Gostei muito, porque saí de casa, porque estava em ótima companhia e porque gosto de cultura e de tudo de bom que nos proporciona.

Valeu a pena tudo… até o boi

Chegou domingo…tempinho legal, passeio combinado:Feira de São Cristóvão. Pessoas escaladas para o “tour”: Eu (carregando meus acessórios de sempre na sacolinha), marido (cheio de disposição, agradando a todos), filho (como sempre, lindo, simpático), minha sobrinha Renata (ótima companhia, animada, comunicativa, sempre pronta para selfies) e Ana (grata surpresa dos últimos tempos, #afinidademãefilhoana).
Chegando na feira já começamos a tirar fotos, primeiro foi Gonzagão, depois o boi… Muito interessante dizer que nem entendi porque tiravam tanta foto com aquele boi, mas pensei “Por que não tirar?” Fui na onda, posei e tirei uma foto onde os chifres se destacavam mais que a minha pessoa de um metro e cinquenta e um…rss. E por falar em boi, andando mais um pouco na feira, percebemos logo que teríamos que decidir onde iríamos almoçar. Passamos por muitos restaurantes, e eram muitas as ofertas e garantias de melhor comida, melhor preço, melhor serviço. No final nos decidimos, não sei se foi o melhor para todos, mas o importante é que tinha meu prato preferido: bife com muitas batatas fritas.

Após o almoço resolvemos ir embora, já tínhamos visto tudo, não tínhamos a intenção de comprar nada mesmo, ninguém estava no clima para dançar…mas valeu, porque passear com a família, com amigos, sempre vale a pena.

Um bom lugar

Amanheceu…olhei para o celular que estava ao meu lado e vi que se aproximava da hora de sairmos.
Levantei, peguei uma sacolinha preta (muito utilizada nessas ocasiões) e comecei a colocar tudo que iria precisar para o passeio com meu filho: Sombrinha, dipirona, remedinho para gases, um rolo de papel (aquele que todos nós usamos diariamente…rss), carteira, celular, uma garrafinha d’água (essa não podia faltar).

Antes de relatar o passeio, não posso deixar de colocar essa observação: Sair com alguém do sexo masculino que mora com você, seja filho ou marido, a cena sempre será a mesma, a pessoa vai acordar bem mais tarde que você, vai se arrumar rapidinho e vai te perguntar com uma expressão de “não estou entendendo”: – Ainda não está pronta? (poderia dizer que acordei cedo, fiz café, lavei louça, passei…melhor não…rss).

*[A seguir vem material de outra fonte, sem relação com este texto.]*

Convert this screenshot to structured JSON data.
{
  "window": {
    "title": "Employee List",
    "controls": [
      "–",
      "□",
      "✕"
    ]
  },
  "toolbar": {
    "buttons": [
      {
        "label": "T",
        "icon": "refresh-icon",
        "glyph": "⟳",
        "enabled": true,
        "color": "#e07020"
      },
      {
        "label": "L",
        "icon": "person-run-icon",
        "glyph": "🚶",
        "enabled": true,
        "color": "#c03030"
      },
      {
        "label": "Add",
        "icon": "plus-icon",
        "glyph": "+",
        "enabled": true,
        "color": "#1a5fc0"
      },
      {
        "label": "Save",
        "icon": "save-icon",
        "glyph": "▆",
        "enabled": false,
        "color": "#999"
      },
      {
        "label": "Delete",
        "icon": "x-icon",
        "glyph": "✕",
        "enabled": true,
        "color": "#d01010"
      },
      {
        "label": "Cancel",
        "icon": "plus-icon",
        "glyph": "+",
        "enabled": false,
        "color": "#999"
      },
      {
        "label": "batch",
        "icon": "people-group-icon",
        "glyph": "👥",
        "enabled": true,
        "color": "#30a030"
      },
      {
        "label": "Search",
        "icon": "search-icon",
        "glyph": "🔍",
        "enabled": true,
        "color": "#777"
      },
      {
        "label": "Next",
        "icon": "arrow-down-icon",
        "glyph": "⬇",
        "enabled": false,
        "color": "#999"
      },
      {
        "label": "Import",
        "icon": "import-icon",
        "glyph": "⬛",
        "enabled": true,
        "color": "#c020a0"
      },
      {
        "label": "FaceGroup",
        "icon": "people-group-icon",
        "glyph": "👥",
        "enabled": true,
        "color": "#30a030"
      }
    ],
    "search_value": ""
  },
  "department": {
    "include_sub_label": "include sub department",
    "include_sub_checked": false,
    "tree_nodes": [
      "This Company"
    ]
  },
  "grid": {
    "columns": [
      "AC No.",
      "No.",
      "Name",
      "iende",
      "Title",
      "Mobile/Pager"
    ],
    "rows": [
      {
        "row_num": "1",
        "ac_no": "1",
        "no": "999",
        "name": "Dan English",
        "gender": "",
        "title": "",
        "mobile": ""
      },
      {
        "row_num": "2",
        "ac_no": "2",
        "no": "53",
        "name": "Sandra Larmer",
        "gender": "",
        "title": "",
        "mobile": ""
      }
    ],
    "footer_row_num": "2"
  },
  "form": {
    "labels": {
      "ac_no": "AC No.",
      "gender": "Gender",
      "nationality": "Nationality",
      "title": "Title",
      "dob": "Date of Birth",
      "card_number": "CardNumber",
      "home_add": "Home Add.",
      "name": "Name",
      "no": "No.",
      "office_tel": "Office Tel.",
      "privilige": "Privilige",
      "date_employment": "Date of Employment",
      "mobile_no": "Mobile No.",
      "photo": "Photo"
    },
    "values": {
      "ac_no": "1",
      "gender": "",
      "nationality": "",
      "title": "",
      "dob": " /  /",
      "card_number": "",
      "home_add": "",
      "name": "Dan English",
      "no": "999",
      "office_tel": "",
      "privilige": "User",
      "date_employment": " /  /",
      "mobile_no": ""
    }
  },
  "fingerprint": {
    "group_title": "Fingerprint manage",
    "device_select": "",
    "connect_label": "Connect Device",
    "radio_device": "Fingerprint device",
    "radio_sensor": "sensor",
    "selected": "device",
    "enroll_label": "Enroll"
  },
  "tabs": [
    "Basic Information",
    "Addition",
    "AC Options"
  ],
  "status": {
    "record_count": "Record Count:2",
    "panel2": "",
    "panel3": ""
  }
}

Sem argumentos, só pedi pra dar uma última ida no banheiro. E lá fomos nós.

O tempo estava ótimo para o passeio, acertamos ao escolher aquele domingo, nosso programa era ao ar livre e nosso destino era o Parque Lage. Ao chegar, me deparei com um lugar simples e agradável. Era lindo de se vê  aquela estrutura antiga, com um gramado onde crianças, idosos, jovens, simplesmente contemplavam a natureza, “curtindo”cada um à seu modo, aquele dia de céu azul. Eu, por minha vez, sentada com meu filho em um dos bancos, tentava fazer selfies. De um lado do gramado, estavam algumas moças fazendo bordados, como que esquecidas no tempo, de outro uma moça que desenhava a paisagem sem perceber que ela com sua beleza peculiar poderia fazer parte do seu desenho, tamanha era a proximidade dela com aquela beleza em sua volta.

Um lugar calmo e sereno que me trouxe a memória boas recordações, como a lembrança do filme “Um lugar chamado Notting Hill”, onde a simplicidade, o amor, se traduziu na última cena.

Em resumo, apreciei o passeio dessa forma, e ele foi assim, bom e prazeroso, não usei os medicamentos, nem a sombrinha, não usei nada, só bebi a água da garrafinha. Pegamos o “Bus” e voltamos para casa com a sensação gostosa de ter ido em um bom lugar.